Distribution of emergency grants from stimulus bill ‘underway,’ officials say

Updated: March 8, 2021 at 10:31 a.m.

GW’s COVID-19 testing apparatus is projected to cost $10 million this fiscal year, but officials plan to use federal funding from the stimulus bill passed late last year to offset the costs.

Officials accepted nearly $14 million allocated to GW as part of a roughly $900 billion coronavirus relief package signed into law in December by then-President Donald Trump. University spokesperson Crystal Nosal said officials will use $9.2 million to offset institutional costs brought on by the pandemic.

“Given our foremost priority of safety, the University will use all of this funding to help offset the significant costs associated with implementing and continually strengthening our public health capabilities, such as our in-house COVID-19 testing, which alone is projected to cost $10 million this fiscal year,” Nosal said in an email. “These capabilities are especially critical as we prepare for fall, when we will be back in person to the fullest extent possible.”

GW has conducted more than 70,000 COVID-19 tests so far, and officials switched to pooled, self-administered testing for asymptomatic students earlier this semester.

Officials had announced they would also distribute roughly $4.5 million to 5,735 students, who were selected based on their expected family contributions calculated by the Free Application for Federal Student Aid this academic year. Each eligible student is expected to receive a one-time grant of roughly $794, and Nosal said the distribution process is “underway.”

“These students have been notified of their eligibility and have been provided detailed instructions on how to accept and receive the grant,” Nosal said. “Detailed information has also been provided on the HEERF website.”

The exact amount the University will provide students is $4,559,265, the amount mandated by the legislation. Nosal declined to say if officials will use the $9.2 million for public health purposes other than COVID-19 testing.

She declined to say if GW supports the roughly $1.9 trillion American Rescue Plan, which passed the Senate Saturday and would allocate an additional $40 billion to colleges and universities.

Ted Mitchell, the president of the American Council on Education – which lists GW as a member institution – said the amount falls short of ACE’s most recent estimate of $97 billion in needed aid for students and colleges.
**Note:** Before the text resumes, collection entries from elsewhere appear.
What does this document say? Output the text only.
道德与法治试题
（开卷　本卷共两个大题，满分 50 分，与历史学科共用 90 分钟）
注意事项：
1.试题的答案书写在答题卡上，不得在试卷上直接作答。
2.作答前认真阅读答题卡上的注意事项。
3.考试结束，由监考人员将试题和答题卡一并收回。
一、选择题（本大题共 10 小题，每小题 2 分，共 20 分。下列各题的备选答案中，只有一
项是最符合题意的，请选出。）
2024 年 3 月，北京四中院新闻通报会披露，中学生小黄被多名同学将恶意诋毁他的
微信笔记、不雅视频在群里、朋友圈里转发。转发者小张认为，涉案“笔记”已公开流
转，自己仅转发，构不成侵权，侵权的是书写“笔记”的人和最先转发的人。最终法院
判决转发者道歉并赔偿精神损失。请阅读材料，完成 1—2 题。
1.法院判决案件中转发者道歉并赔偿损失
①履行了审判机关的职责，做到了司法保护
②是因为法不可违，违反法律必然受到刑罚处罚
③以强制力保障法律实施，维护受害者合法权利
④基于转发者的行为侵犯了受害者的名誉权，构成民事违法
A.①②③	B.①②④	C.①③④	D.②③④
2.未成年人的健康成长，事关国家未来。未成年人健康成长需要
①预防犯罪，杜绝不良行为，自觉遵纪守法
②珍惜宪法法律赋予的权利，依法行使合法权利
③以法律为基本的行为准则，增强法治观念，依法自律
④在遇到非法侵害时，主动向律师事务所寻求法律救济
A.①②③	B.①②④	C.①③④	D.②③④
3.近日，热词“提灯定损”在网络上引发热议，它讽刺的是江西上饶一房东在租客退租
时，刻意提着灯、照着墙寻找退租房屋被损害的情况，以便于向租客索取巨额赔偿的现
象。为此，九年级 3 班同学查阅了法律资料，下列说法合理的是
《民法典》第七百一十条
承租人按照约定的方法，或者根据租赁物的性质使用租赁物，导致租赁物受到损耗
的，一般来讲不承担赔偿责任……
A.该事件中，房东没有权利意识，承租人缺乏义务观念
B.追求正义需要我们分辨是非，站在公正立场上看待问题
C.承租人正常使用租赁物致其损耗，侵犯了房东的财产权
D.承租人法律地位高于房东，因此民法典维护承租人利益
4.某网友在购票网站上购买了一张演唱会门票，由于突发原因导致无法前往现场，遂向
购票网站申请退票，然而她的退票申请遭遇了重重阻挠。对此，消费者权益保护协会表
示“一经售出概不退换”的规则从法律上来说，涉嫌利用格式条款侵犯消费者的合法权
He called on President Joe Biden to provide additional funding for higher education.

“We urge Congress to quickly agree on and pass a final bill for President Biden’s signature so that these funds can be distributed in a timely manner,” Mitchell said in a statement. “But the severe financial challenges posed by the pandemic are far from over, both for higher education and the country as a whole.”

This post has been updated to correct the following:
A previous version of this story stated Nosal declined to provide the exact amount allocated to students. The amount has been posted on GW’s website.